We will have nothing of that sort."
"Well, it is all very sad," said Mrs. Templeton. "But here is
Rupert. He will give us the latest."
But Rupert appeared unwilling to talk about the meeting of the
morning. He was quite certain, however, that the strike was about
to break. He had inside information that the resources of the
unions were almost exhausted. The employers were tightening up
all along the line, credits were being refused at the stores, the
unions were torn with dissension, the end was at hand.
"It would be a great mercy if it would end soon," said Mrs.
Templeton. "It is a sad pity that these poor people are so
misguided."
"It is a cruel shame, Mrs. Templeton," said Rupert indignantly. "I
have it from scores of them that they didn't want to strike at all.
They were getting good wages--the wage scale has gone up steadily
during the war to the present extravagant height."
"The cost of living has gone up much more rapidly, I believe," said
Adrien. "The men are working ten hours a day, the conditions under
which they labour are in some cases deplorable; that McGinnis
foundry is a ghastly place, terribly unhealthy; the girls in many
of the factories are paid wages so shamefully low that they can
hardly maintain themselves in decency, and they are continually
being told that they are about to be dismissed. The wrong's not
all on one side, by any means. To my mind, men like McGinnis who
are unwilling to negotiate are a menace to the country."

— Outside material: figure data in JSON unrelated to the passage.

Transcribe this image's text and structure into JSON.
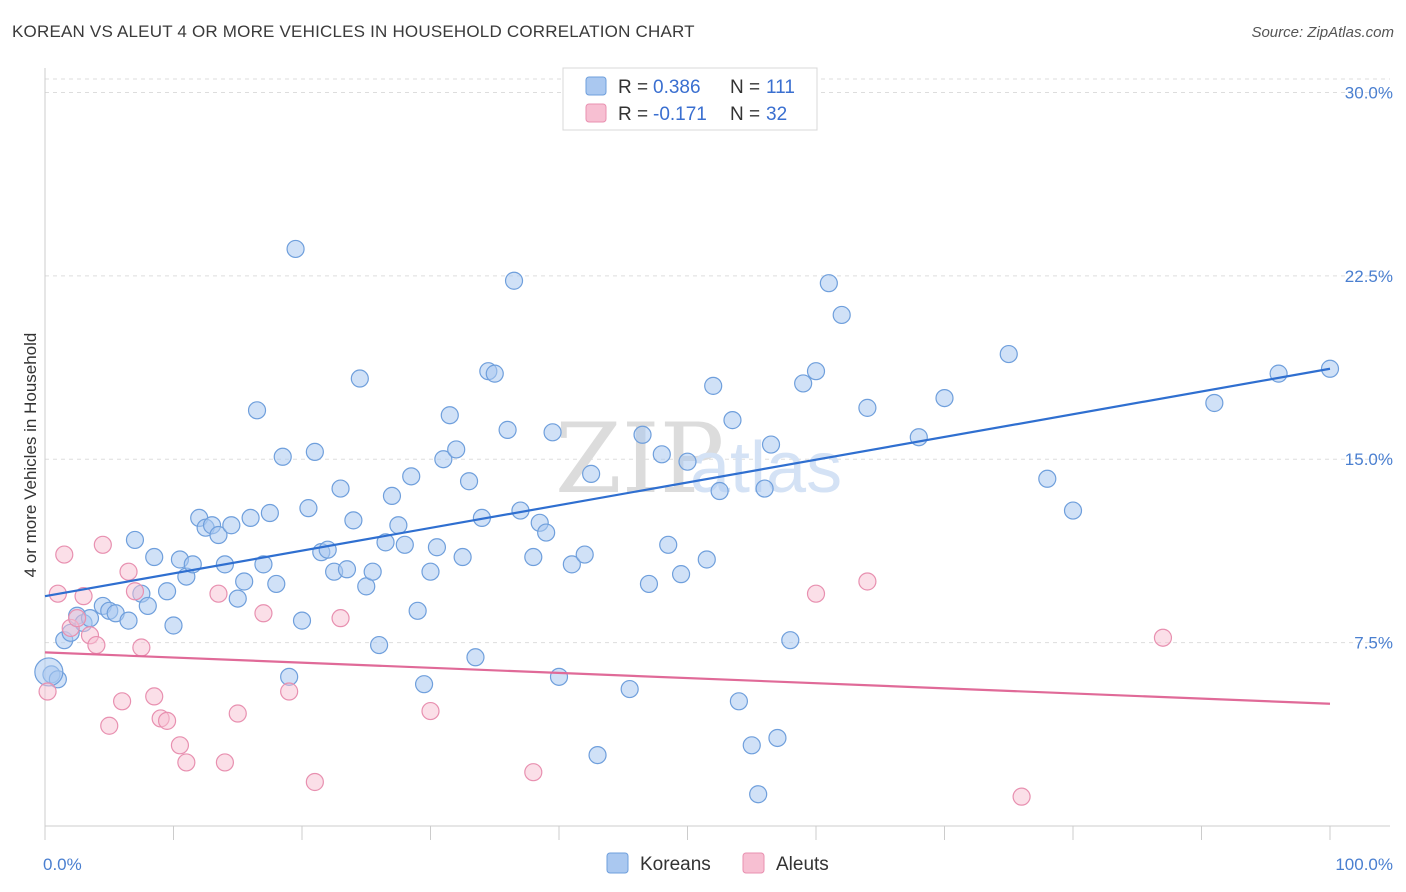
{
  "title": "KOREAN VS ALEUT 4 OR MORE VEHICLES IN HOUSEHOLD CORRELATION CHART",
  "source": "Source: ZipAtlas.com",
  "colors": {
    "korean_fill": "#aac8f0",
    "korean_stroke": "#6f9fdc",
    "korean_line": "#2f6fd0",
    "aleut_fill": "#f7bfd2",
    "aleut_stroke": "#e890b0",
    "aleut_line": "#e06a98",
    "grid": "#dddddd",
    "tick_text": "#4a7fd0"
  },
  "legend": {
    "rows": [
      {
        "r_label": "R = ",
        "r_value": "0.386",
        "n_label": "N = ",
        "n_value": "111"
      },
      {
        "r_label": "R = ",
        "r_value": "-0.171",
        "n_label": "N = ",
        "n_value": "32"
      }
    ]
  },
  "watermark": {
    "zip": "ZIP",
    "atlas": "atlas"
  },
  "chart_data": {
    "type": "scatter",
    "title": "KOREAN VS ALEUT 4 OR MORE VEHICLES IN HOUSEHOLD CORRELATION CHART",
    "xlabel": "",
    "ylabel": "4 or more Vehicles in Household",
    "xlim": [
      0,
      100
    ],
    "ylim": [
      0,
      31
    ],
    "x_tick_labels": [
      "0.0%",
      "100.0%"
    ],
    "y_ticks": [
      7.5,
      15.0,
      22.5,
      30.0
    ],
    "y_tick_labels": [
      "7.5%",
      "15.0%",
      "22.5%",
      "30.0%"
    ],
    "grid": true,
    "legend_position": "top-center",
    "series": [
      {
        "name": "Koreans",
        "trend": {
          "x": [
            0,
            100
          ],
          "y": [
            9.4,
            18.7
          ]
        },
        "points": [
          [
            0.5,
            6.2
          ],
          [
            1.0,
            6.0
          ],
          [
            1.5,
            7.6
          ],
          [
            2.0,
            7.9
          ],
          [
            2.5,
            8.6
          ],
          [
            3.0,
            8.3
          ],
          [
            3.5,
            8.5
          ],
          [
            4.5,
            9.0
          ],
          [
            5.0,
            8.8
          ],
          [
            5.5,
            8.7
          ],
          [
            6.5,
            8.4
          ],
          [
            7.0,
            11.7
          ],
          [
            7.5,
            9.5
          ],
          [
            8.0,
            9.0
          ],
          [
            8.5,
            11.0
          ],
          [
            9.5,
            9.6
          ],
          [
            10.0,
            8.2
          ],
          [
            10.5,
            10.9
          ],
          [
            11.0,
            10.2
          ],
          [
            11.5,
            10.7
          ],
          [
            12.0,
            12.6
          ],
          [
            12.5,
            12.2
          ],
          [
            13.0,
            12.3
          ],
          [
            13.5,
            11.9
          ],
          [
            14.0,
            10.7
          ],
          [
            14.5,
            12.3
          ],
          [
            15.0,
            9.3
          ],
          [
            15.5,
            10.0
          ],
          [
            16.0,
            12.6
          ],
          [
            16.5,
            17.0
          ],
          [
            17.0,
            10.7
          ],
          [
            17.5,
            12.8
          ],
          [
            18.0,
            9.9
          ],
          [
            18.5,
            15.1
          ],
          [
            19.0,
            6.1
          ],
          [
            19.5,
            23.6
          ],
          [
            20.0,
            8.4
          ],
          [
            20.5,
            13.0
          ],
          [
            21.0,
            15.3
          ],
          [
            21.5,
            11.2
          ],
          [
            22.0,
            11.3
          ],
          [
            22.5,
            10.4
          ],
          [
            23.0,
            13.8
          ],
          [
            23.5,
            10.5
          ],
          [
            24.0,
            12.5
          ],
          [
            24.5,
            18.3
          ],
          [
            25.0,
            9.8
          ],
          [
            25.5,
            10.4
          ],
          [
            26.0,
            7.4
          ],
          [
            26.5,
            11.6
          ],
          [
            27.0,
            13.5
          ],
          [
            27.5,
            12.3
          ],
          [
            28.0,
            11.5
          ],
          [
            28.5,
            14.3
          ],
          [
            29.0,
            8.8
          ],
          [
            29.5,
            5.8
          ],
          [
            30.0,
            10.4
          ],
          [
            30.5,
            11.4
          ],
          [
            31.0,
            15.0
          ],
          [
            31.5,
            16.8
          ],
          [
            32.0,
            15.4
          ],
          [
            32.5,
            11.0
          ],
          [
            33.0,
            14.1
          ],
          [
            33.5,
            6.9
          ],
          [
            34.0,
            12.6
          ],
          [
            34.5,
            18.6
          ],
          [
            35.0,
            18.5
          ],
          [
            36.0,
            16.2
          ],
          [
            36.5,
            22.3
          ],
          [
            37.0,
            12.9
          ],
          [
            38.0,
            11.0
          ],
          [
            38.5,
            12.4
          ],
          [
            39.0,
            12.0
          ],
          [
            39.5,
            16.1
          ],
          [
            40.0,
            6.1
          ],
          [
            41.0,
            10.7
          ],
          [
            42.0,
            11.1
          ],
          [
            42.5,
            14.4
          ],
          [
            43.0,
            2.9
          ],
          [
            45.0,
            28.9
          ],
          [
            45.5,
            5.6
          ],
          [
            46.5,
            16.0
          ],
          [
            47.0,
            9.9
          ],
          [
            48.0,
            15.2
          ],
          [
            48.5,
            11.5
          ],
          [
            49.5,
            10.3
          ],
          [
            50.0,
            14.9
          ],
          [
            51.5,
            10.9
          ],
          [
            52.0,
            18.0
          ],
          [
            52.5,
            13.7
          ],
          [
            53.5,
            16.6
          ],
          [
            54.0,
            5.1
          ],
          [
            55.0,
            3.3
          ],
          [
            55.5,
            1.3
          ],
          [
            56.0,
            13.8
          ],
          [
            56.5,
            15.6
          ],
          [
            57.0,
            3.6
          ],
          [
            58.0,
            7.6
          ],
          [
            59.0,
            18.1
          ],
          [
            60.0,
            18.6
          ],
          [
            61.0,
            22.2
          ],
          [
            62.0,
            20.9
          ],
          [
            64.0,
            17.1
          ],
          [
            68.0,
            15.9
          ],
          [
            70.0,
            17.5
          ],
          [
            75.0,
            19.3
          ],
          [
            78.0,
            14.2
          ],
          [
            80.0,
            12.9
          ],
          [
            91.0,
            17.3
          ],
          [
            96.0,
            18.5
          ],
          [
            100.0,
            18.7
          ]
        ]
      },
      {
        "name": "Aleuts",
        "trend": {
          "x": [
            0,
            100
          ],
          "y": [
            7.1,
            5.0
          ]
        },
        "points": [
          [
            0.2,
            5.5
          ],
          [
            1.0,
            9.5
          ],
          [
            1.5,
            11.1
          ],
          [
            2.0,
            8.1
          ],
          [
            2.5,
            8.5
          ],
          [
            3.0,
            9.4
          ],
          [
            3.5,
            7.8
          ],
          [
            4.0,
            7.4
          ],
          [
            4.5,
            11.5
          ],
          [
            5.0,
            4.1
          ],
          [
            6.0,
            5.1
          ],
          [
            6.5,
            10.4
          ],
          [
            7.0,
            9.6
          ],
          [
            7.5,
            7.3
          ],
          [
            8.5,
            5.3
          ],
          [
            9.0,
            4.4
          ],
          [
            9.5,
            4.3
          ],
          [
            10.5,
            3.3
          ],
          [
            11.0,
            2.6
          ],
          [
            13.5,
            9.5
          ],
          [
            14.0,
            2.6
          ],
          [
            15.0,
            4.6
          ],
          [
            17.0,
            8.7
          ],
          [
            19.0,
            5.5
          ],
          [
            21.0,
            1.8
          ],
          [
            23.0,
            8.5
          ],
          [
            30.0,
            4.7
          ],
          [
            38.0,
            2.2
          ],
          [
            60.0,
            9.5
          ],
          [
            64.0,
            10.0
          ],
          [
            76.0,
            1.2
          ],
          [
            87.0,
            7.7
          ]
        ]
      }
    ]
  }
}
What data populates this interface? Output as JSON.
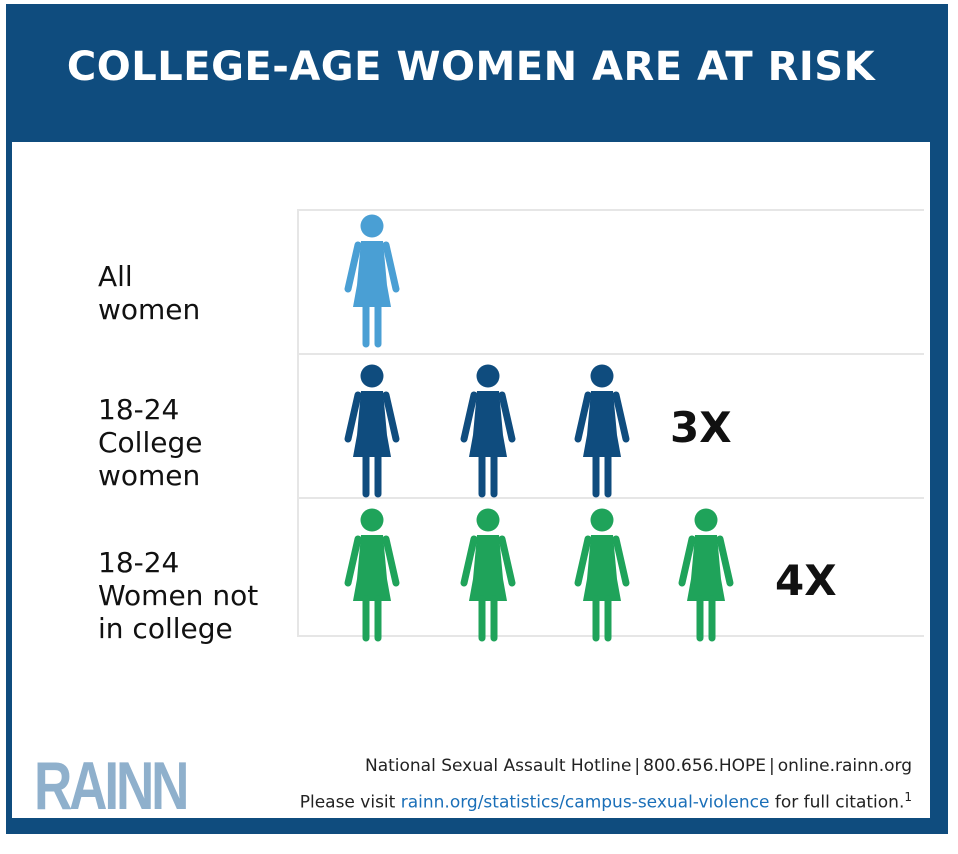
{
  "header": {
    "title": "COLLEGE-AGE WOMEN ARE AT RISK"
  },
  "chart_data": {
    "type": "pictograph",
    "categories": [
      "All women",
      "18-24 College women",
      "18-24 Women not in college"
    ],
    "category_lines": [
      [
        "All",
        "women"
      ],
      [
        "18-24",
        "College",
        "women"
      ],
      [
        "18-24",
        "Women not",
        "in college"
      ]
    ],
    "values": [
      1,
      3,
      4
    ],
    "value_labels": [
      "",
      "3X",
      "4X"
    ],
    "colors": [
      "#4a9fd4",
      "#0f4c7e",
      "#1fa35a"
    ]
  },
  "footer": {
    "logo": "RAINN",
    "hotline": "National Sexual Assault Hotline",
    "phone": "800.656.HOPE",
    "site": "online.rainn.org",
    "visit_prefix": "Please visit",
    "visit_link": "rainn.org/statistics/campus-sexual-violence",
    "visit_suffix": "for full citation.",
    "footnote": "1",
    "separator": "|"
  }
}
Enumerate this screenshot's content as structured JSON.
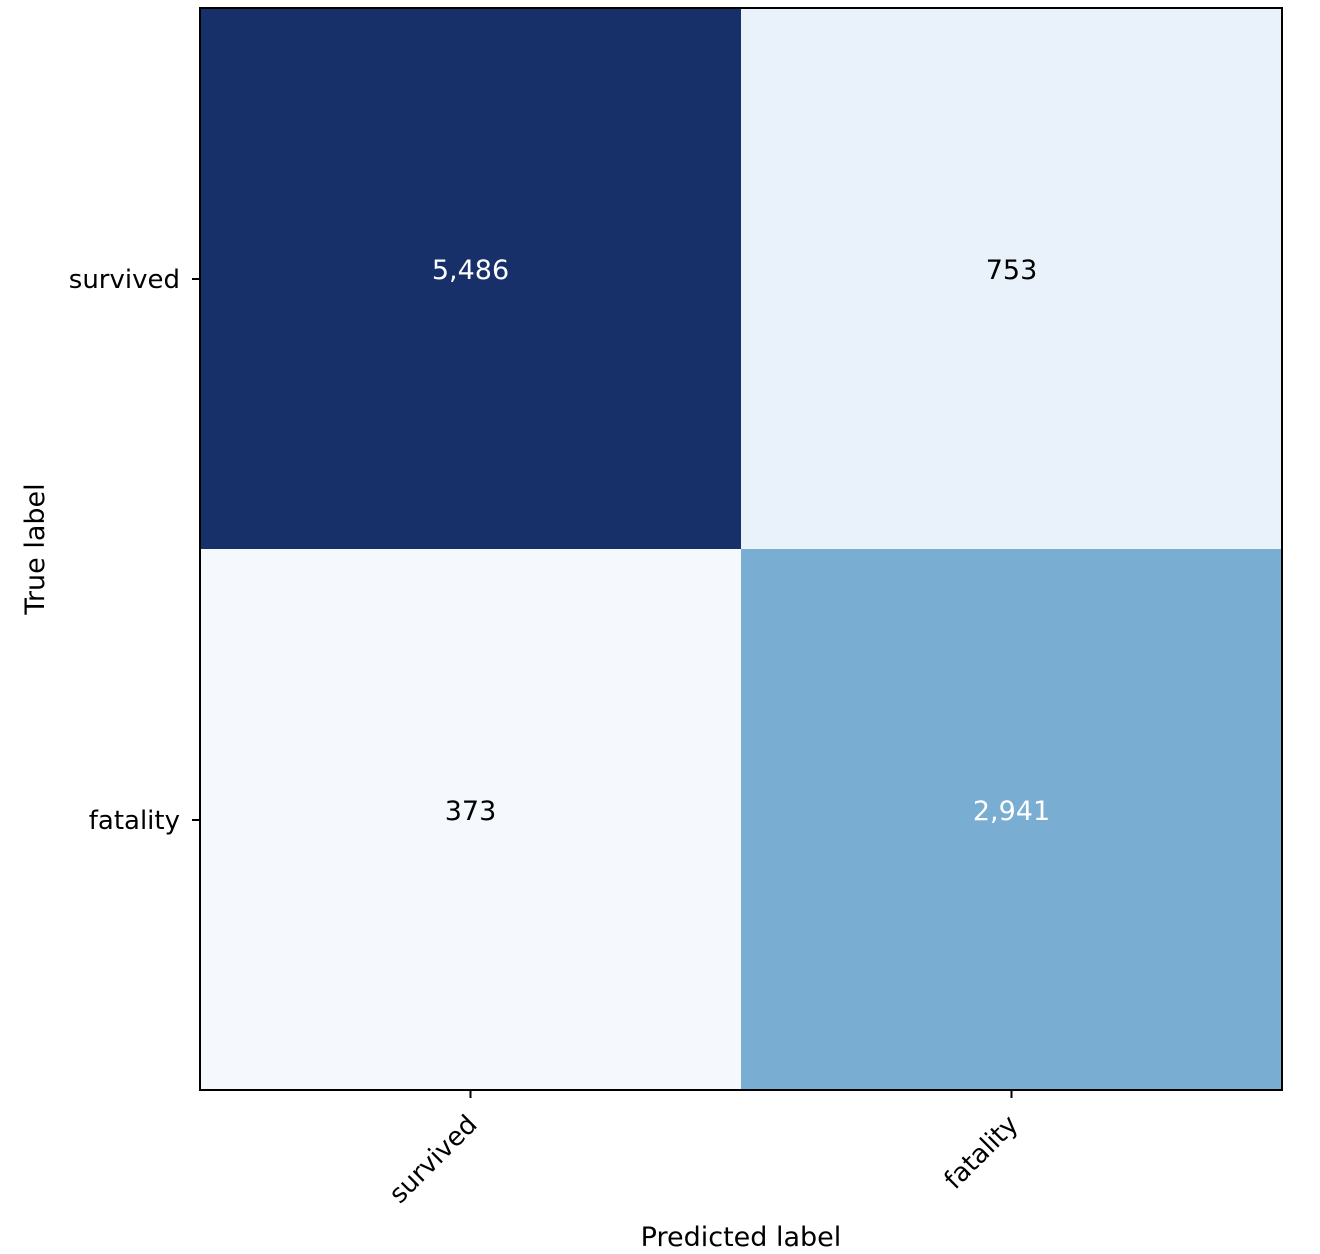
{
  "chart_data": {
    "type": "heatmap",
    "title": "",
    "xlabel": "Predicted label",
    "ylabel": "True label",
    "x_categories": [
      "survived",
      "fatality"
    ],
    "y_categories": [
      "survived",
      "fatality"
    ],
    "values": [
      [
        5486,
        753
      ],
      [
        373,
        2941
      ]
    ],
    "value_labels": [
      [
        "5,486",
        "753"
      ],
      [
        "373",
        "2,941"
      ]
    ],
    "colormap": "Blues",
    "cell_colors": [
      [
        "#17306a",
        "#e9f1fa"
      ],
      [
        "#f5f9fe",
        "#7aadd2"
      ]
    ],
    "text_colors": [
      [
        "#ffffff",
        "#000000"
      ],
      [
        "#000000",
        "#ffffff"
      ]
    ],
    "grid": false,
    "legend": "none"
  }
}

"You are quite right, Adrien," replied Hugh. "I consider him a
most dangerous man. That sort of pig-headed, bull-headed employer
of labour does more to promote strife than a dozen 'walking
delegates.' I am not terribly strong for the unions, but the point
of vantage is always with the employers. And they have a lot to
learn. Oh, you may look at me, Adrien! I am no bolshevist, but I
see a lot of these men in our office."